In developing such joint visions, it is of the utmost importance to first understand and eventually negotiate between different imaginations of a livable future and perceptions of what constitutes fair outcomes of, and just process for this fundamental transformation our societies will have to undergo.
In Austria, as in many other countries, national and sub-national governments are announcing net-zero targets and starting to think about the strategies and measures needed to achieve those. With a transdisciplinary group of researchers, practitioners, and policy- and decision makers, we are developing a participatory process for Styria, one of Austria’s nine states, that aims to co-create courageous and positive visions for a low-carbon and climate resilient future with a representative group of about 50 people. The central building block of this process is a co-creation workshop called “climate modernity ̶ the 24-hour challenge”. This weekend workshop will not take up more than 24 hours in total of participants’ time and it not only aims to imagine visions, but also to back-cast from these visions what is required to achieve them.

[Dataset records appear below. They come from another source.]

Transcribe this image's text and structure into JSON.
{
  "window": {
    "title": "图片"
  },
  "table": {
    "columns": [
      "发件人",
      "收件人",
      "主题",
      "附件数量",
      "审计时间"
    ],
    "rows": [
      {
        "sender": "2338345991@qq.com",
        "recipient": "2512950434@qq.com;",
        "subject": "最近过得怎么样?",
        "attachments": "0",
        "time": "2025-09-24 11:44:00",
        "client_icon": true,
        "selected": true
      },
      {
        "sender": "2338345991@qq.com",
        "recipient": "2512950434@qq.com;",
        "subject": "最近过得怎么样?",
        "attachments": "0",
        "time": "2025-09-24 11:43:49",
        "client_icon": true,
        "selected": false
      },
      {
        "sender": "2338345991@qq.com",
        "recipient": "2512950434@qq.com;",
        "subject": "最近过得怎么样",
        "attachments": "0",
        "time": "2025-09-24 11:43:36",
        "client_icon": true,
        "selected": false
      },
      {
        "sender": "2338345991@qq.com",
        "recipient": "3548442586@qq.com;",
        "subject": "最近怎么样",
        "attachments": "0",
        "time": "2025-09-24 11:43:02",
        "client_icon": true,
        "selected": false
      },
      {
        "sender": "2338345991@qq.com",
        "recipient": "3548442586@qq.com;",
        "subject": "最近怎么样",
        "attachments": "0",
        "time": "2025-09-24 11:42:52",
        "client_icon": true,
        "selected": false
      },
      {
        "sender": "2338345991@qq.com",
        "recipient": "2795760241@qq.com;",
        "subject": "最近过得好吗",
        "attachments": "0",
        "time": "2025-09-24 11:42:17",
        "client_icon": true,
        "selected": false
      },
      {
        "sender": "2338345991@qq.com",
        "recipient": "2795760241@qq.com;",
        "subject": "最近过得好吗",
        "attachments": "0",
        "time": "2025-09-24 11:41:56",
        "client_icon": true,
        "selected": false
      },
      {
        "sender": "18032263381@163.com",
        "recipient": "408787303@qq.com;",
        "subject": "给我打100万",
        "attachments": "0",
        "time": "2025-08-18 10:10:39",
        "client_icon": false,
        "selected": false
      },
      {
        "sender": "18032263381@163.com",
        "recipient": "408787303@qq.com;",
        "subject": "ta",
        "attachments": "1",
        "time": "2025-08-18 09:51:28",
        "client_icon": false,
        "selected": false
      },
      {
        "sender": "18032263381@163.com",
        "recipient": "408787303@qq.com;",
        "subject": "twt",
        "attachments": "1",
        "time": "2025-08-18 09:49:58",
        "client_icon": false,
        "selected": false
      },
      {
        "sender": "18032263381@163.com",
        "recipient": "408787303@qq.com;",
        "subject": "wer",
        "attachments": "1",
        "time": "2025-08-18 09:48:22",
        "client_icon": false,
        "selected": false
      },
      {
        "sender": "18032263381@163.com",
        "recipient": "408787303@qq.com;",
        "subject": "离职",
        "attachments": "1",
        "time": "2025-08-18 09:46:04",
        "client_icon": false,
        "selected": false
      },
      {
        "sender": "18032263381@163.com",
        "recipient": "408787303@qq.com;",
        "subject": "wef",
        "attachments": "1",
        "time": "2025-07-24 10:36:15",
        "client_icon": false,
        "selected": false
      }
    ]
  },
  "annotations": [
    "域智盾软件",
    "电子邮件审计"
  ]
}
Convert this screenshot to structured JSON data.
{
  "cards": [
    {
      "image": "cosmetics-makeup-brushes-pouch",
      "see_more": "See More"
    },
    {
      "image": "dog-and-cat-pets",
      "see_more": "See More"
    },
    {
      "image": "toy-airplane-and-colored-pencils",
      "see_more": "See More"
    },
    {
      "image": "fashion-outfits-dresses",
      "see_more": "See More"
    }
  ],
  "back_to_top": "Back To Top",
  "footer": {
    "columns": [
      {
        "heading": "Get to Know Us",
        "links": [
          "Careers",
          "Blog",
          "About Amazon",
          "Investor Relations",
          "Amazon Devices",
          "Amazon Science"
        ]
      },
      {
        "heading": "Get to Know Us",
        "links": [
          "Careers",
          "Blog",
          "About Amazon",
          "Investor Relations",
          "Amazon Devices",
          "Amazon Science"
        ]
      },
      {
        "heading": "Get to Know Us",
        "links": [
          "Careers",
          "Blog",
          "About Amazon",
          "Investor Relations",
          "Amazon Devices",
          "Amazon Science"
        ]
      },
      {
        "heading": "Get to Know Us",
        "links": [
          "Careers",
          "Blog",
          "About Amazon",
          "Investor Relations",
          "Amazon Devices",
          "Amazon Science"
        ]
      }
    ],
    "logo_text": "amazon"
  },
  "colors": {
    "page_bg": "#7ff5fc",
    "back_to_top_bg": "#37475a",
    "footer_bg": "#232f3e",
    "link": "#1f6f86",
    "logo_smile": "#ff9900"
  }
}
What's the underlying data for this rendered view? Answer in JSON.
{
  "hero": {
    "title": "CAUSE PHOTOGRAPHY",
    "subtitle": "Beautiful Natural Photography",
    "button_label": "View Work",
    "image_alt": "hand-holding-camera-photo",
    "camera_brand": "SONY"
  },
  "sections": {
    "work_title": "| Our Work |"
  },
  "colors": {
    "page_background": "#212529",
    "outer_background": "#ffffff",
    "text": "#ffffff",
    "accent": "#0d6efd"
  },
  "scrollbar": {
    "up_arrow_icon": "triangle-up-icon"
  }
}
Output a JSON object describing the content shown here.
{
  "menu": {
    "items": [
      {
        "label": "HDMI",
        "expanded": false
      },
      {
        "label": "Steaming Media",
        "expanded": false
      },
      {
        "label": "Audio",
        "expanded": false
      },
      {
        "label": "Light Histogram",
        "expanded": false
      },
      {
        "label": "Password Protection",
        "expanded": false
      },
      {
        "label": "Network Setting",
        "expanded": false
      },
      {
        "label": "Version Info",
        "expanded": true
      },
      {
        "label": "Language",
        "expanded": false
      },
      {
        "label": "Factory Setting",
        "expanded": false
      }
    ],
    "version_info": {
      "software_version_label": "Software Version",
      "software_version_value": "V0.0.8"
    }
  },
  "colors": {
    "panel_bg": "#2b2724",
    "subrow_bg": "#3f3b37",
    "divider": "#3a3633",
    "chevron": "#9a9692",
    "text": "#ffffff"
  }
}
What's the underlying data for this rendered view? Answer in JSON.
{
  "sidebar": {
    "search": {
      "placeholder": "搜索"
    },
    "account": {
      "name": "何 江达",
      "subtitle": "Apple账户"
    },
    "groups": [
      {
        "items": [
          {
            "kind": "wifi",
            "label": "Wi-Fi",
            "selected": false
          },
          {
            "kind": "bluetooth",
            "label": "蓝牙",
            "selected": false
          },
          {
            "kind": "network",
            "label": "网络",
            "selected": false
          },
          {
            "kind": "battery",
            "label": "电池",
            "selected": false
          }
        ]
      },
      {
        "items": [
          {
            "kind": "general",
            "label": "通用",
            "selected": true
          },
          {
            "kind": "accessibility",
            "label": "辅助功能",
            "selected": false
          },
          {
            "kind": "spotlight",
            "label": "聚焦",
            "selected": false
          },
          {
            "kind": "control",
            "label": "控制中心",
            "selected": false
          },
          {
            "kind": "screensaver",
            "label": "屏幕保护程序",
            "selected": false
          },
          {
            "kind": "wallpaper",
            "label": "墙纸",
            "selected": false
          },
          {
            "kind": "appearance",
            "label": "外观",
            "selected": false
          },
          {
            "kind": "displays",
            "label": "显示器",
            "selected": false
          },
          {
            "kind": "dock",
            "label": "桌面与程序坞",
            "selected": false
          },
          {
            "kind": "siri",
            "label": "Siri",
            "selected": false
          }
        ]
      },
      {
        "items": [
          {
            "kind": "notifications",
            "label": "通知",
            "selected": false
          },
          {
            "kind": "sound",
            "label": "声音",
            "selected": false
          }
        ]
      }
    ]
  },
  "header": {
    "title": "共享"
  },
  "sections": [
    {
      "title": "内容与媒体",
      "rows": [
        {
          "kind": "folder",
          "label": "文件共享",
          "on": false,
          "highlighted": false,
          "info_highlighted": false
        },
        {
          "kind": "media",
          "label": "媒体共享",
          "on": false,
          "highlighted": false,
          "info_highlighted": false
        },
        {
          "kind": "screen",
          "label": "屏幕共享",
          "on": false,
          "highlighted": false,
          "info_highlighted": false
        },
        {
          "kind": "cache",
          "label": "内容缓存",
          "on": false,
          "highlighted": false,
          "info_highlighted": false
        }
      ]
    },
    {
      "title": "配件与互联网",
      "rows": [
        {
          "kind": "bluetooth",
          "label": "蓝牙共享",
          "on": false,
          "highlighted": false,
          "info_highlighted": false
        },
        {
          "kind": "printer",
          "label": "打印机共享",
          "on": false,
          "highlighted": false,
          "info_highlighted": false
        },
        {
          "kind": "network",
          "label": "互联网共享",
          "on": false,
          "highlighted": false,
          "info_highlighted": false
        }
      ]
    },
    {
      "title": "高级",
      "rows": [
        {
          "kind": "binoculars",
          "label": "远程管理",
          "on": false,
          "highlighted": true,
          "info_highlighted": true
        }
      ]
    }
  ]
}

With this process, we set out to support the development of a new, politically as well as societally feasible, climate, and energy strategy for Styria. The Klimaneuzeit website, which includes an online application form that allows for eventually inviting a representative group of participants, has just been launched. Stay tuned to find out more about our lessons learned in co-developing this visioning process and implementing this prototype in Austria.
Note: This article gives the views of the author, and not the position of the Nexus blog, nor of the International Institute for Applied Systems Analysis.